BFMTV renvoie Romain Caillet : l'expert affirme qu'il ne se savait pas fiché

© capture d'écran Youtube, Mediapart MOYEN-ORIENT EXPRESS "2016, la fin de l'Etat islamique?"

Suite aux révélations sur Romain Caillet, fiché S et proche de djihadistes, la chaîne d'information en continu a décidé de mettre un terme à leur collaboration. Depuis plusieurs mois, il officiait en tant que consultant sur le terrorisme.

La chaîne d'information en continu ne s'est pas laissé un moment d'hésitation : à peine l'Obs avait-il révélé le passé trouble de l'expert, BFMTV publiait un communiqué pour annoncer la fin de sa collaboration avec Romain Caillet.

Prenant de grandes distances et affirmant qu'elle ne soupçonnait pas les liaisons dangereuses que son consultant entretenait avec les réseaux djihadistes, la chaîne explique que le chercheur converti à l'islam à l'âge de 20 ans «n'a pas jugé utile de préciser à la chaîne un certain nombre d'éléments importants sur son passé». BFMTV a ainsi tranché et expliqué que dans ces conditions, «Romain Caillet ne peut pas poursuivre son travail de consultant extérieur sur BFMTV».

Fiché S pour ses liens avec certains islamistes, il aurait notamment eu des échanges avec les frères Clain qu'il a rencontrés lors d'un séjour en Égypte. L'aîné de la fratrie, Fabien, serait aujourd'hui un cadre important de Daesh qui a revendiqué les attentats de novembre dernier pour le compte de l'organisation terroriste. En Egypte, Romain Caillet suivait par ailleurs les cours de l'institut Qortoba, fermé en 2005 à la demande des services de renseignement occidentaux qui y voyaient une officine de recrutement djihadiste. En outre, il apparaissait régulièrement dans les années 2000 sur des forums islamistes sous le pseudonyme «Colonel Salafi» et ne cachait pas ses positions en faveur du djihad.

Mis en garde à vue en 2008, il reconnaît avoir été proche de ce milieu mais explique s’en être écarté. «Depuis mars 2007, je ne suis plus pour le djihad parce que je m'oppose au fait d'entraîner des jeunes pour se sacrifier à mourir sans avoir acquis au préalable les bases de l'Islam», a-t-il dit aux enquêteurs.

Il se dit repenti, précise qu'il n'a jamais été condamné par la justice et affirme regretter son passif propagandiste : «J'espère ne pas avoir été la cause d'enrôlement de jeunes au djihad. Quand j'étais djihadiste, je dormais mal la nuit en pensant aux attentats».

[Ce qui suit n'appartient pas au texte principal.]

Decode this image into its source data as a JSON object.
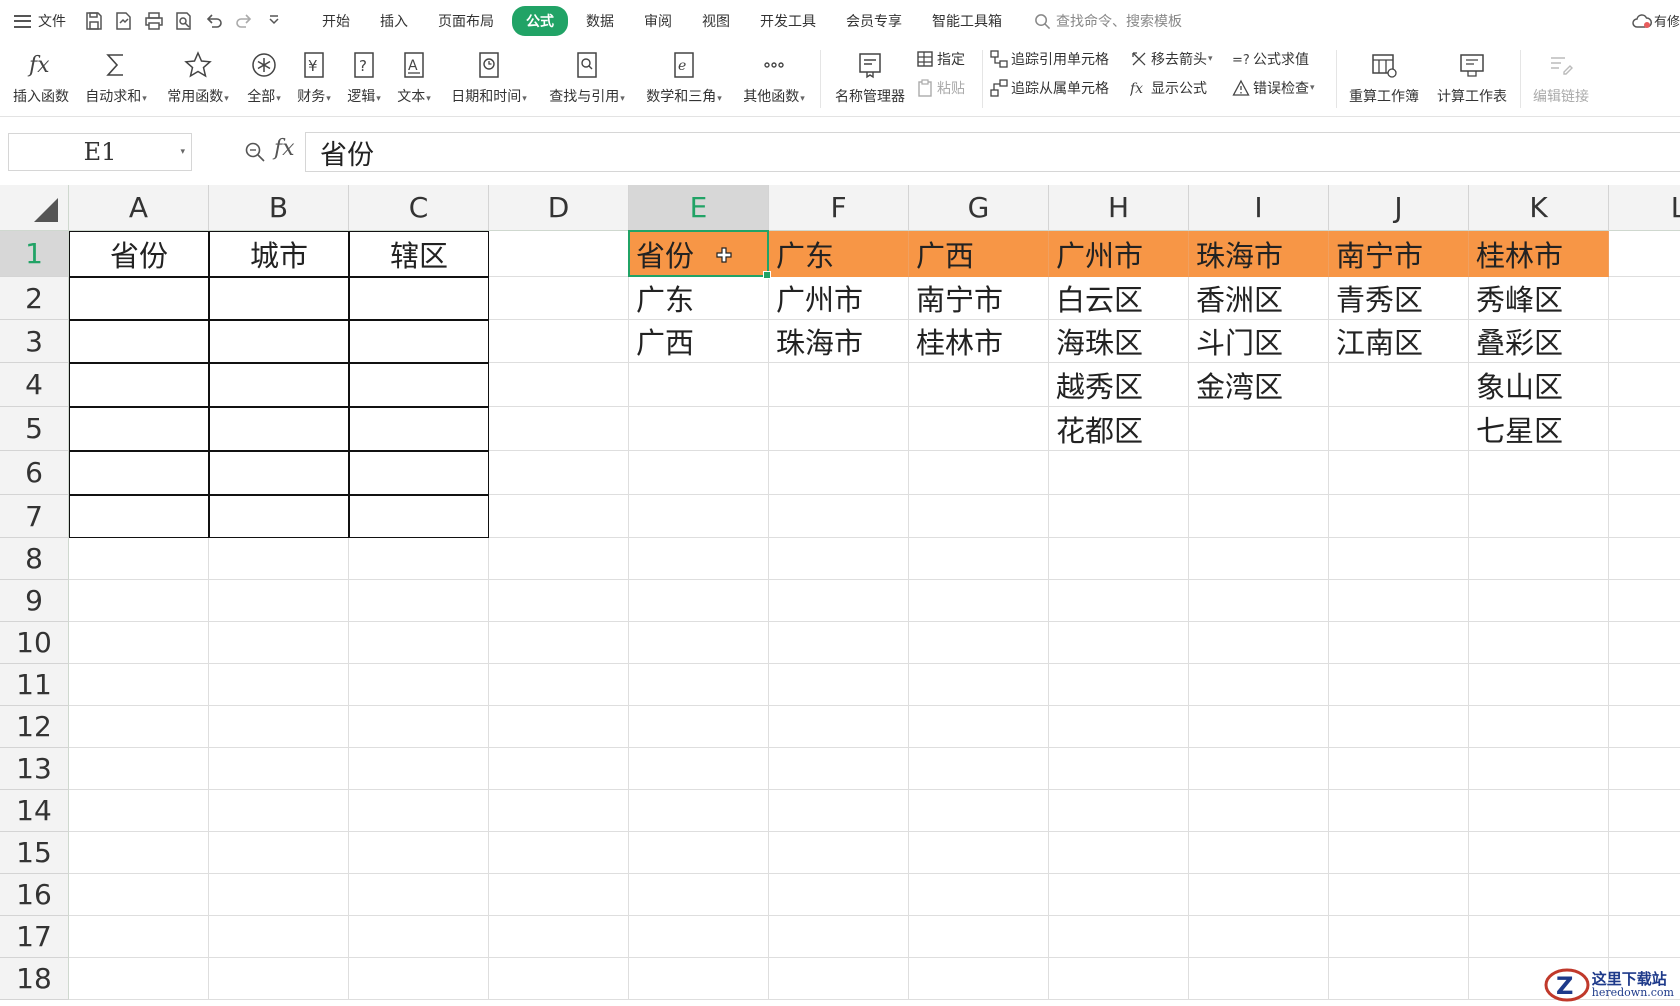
{
  "menubar": {
    "file_label": "文件",
    "quick_icons": [
      "save-icon",
      "export-icon",
      "print-icon",
      "print-preview-icon",
      "undo-icon",
      "redo-icon",
      "customize-icon"
    ],
    "tabs": [
      "开始",
      "插入",
      "页面布局",
      "公式",
      "数据",
      "审阅",
      "视图",
      "开发工具",
      "会员专享",
      "智能工具箱"
    ],
    "active_tab": "公式",
    "search_placeholder": "查找命令、搜索模板",
    "share_label": "有修"
  },
  "ribbon": {
    "insert_function": "插入函数",
    "autosum": "自动求和",
    "common_functions": "常用函数",
    "all": "全部",
    "finance": "财务",
    "logic": "逻辑",
    "text": "文本",
    "datetime": "日期和时间",
    "lookup": "查找与引用",
    "math": "数学和三角",
    "other_functions": "其他函数",
    "name_manager": "名称管理器",
    "specify": "指定",
    "paste": "粘贴",
    "trace_precedents": "追踪引用单元格",
    "trace_dependents": "追踪从属单元格",
    "remove_arrows": "移去箭头",
    "show_formulas": "显示公式",
    "evaluate_formula": "公式求值",
    "error_check": "错误检查",
    "recalc_workbook": "重算工作簿",
    "calc_sheet": "计算工作表",
    "edit_links": "编辑链接"
  },
  "formulabar": {
    "name_box": "E1",
    "fx": "fx",
    "value": "省份"
  },
  "sheet": {
    "columns": [
      "A",
      "B",
      "C",
      "D",
      "E",
      "F",
      "G",
      "H",
      "I",
      "J",
      "K",
      "L"
    ],
    "rows": [
      "1",
      "2",
      "3",
      "4",
      "5",
      "6",
      "7",
      "8",
      "9",
      "10",
      "11",
      "12",
      "13",
      "14",
      "15",
      "16",
      "17",
      "18"
    ],
    "selected_cell": "E1",
    "header_table": [
      "省份",
      "城市",
      "辖区"
    ],
    "source_rows": [
      [
        "省份",
        "广东",
        "广西",
        "广州市",
        "珠海市",
        "南宁市",
        "桂林市"
      ],
      [
        "广东",
        "广州市",
        "南宁市",
        "白云区",
        "香洲区",
        "青秀区",
        "秀峰区"
      ],
      [
        "广西",
        "珠海市",
        "桂林市",
        "海珠区",
        "斗门区",
        "江南区",
        "叠彩区"
      ],
      [
        "",
        "",
        "",
        "越秀区",
        "金湾区",
        "",
        "象山区"
      ],
      [
        "",
        "",
        "",
        "花都区",
        "",
        "",
        "七星区"
      ]
    ],
    "header_fill_color": "#f79646",
    "accent_color": "#21a366"
  },
  "watermark": {
    "title": "这里下载站",
    "url": "heredown.com"
  }
}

Interviewé par Le Figaro, l'expert déclare qu'il ne pensait pas être encore fiché au moment de son recrutement par BFM, «ayant fréquenté des politiques et des responsables influents». 

Un procès en sorcellerie ?

Spécialiste de géopolitique, chercheur et consultant, Frédéric Pichon connait bien Romain Caillet. Contacté par RT France, il s'insurge contre ce qui est selon lui «un faux procès». «Pour moi, tout cela est un non-évènement qui sera oublié après demain» s'emporte-t-il. «Je le connais personnellement depuis trois ans et je pense vraiment qu'on se trompe de cible. La fiche S, il y a des milliers de personnes qui l'ont, ce n'est pas rédhibitoire. Après, il est ce qu'il est : il est musulman converti, proche des milieux salafistes, mais il parle avec beaucoup de transparence de ses engagements passés qui n'ont d'ailleurs été que des engagements virtuels et intellectuels» plaide-t-il. Pour Frédéric Pichon, Romain Caillet est quelqu'un «d'honnête intellectuellement, dont les informations seraient très fiables et jamais polémiques (...) Sur la Syrie par exemple, il a toujours dit qu'il n'y avait pas de rebelles modérés» précise le chercheur. 

Devenu incontournable dans les médias ou sur les réseaux sociaux avec plus de 33 500 abonnés sur Twitter depuis les attentats du 13 novembre à Paris, Romain Caillet est reconnu pour son expertise sur les questions relatives à l'islam radical.

En France, 20 000 personnes sont fichées S, dont 10 500 pour leur appartenance ou leur lien avec la mouvance islamique.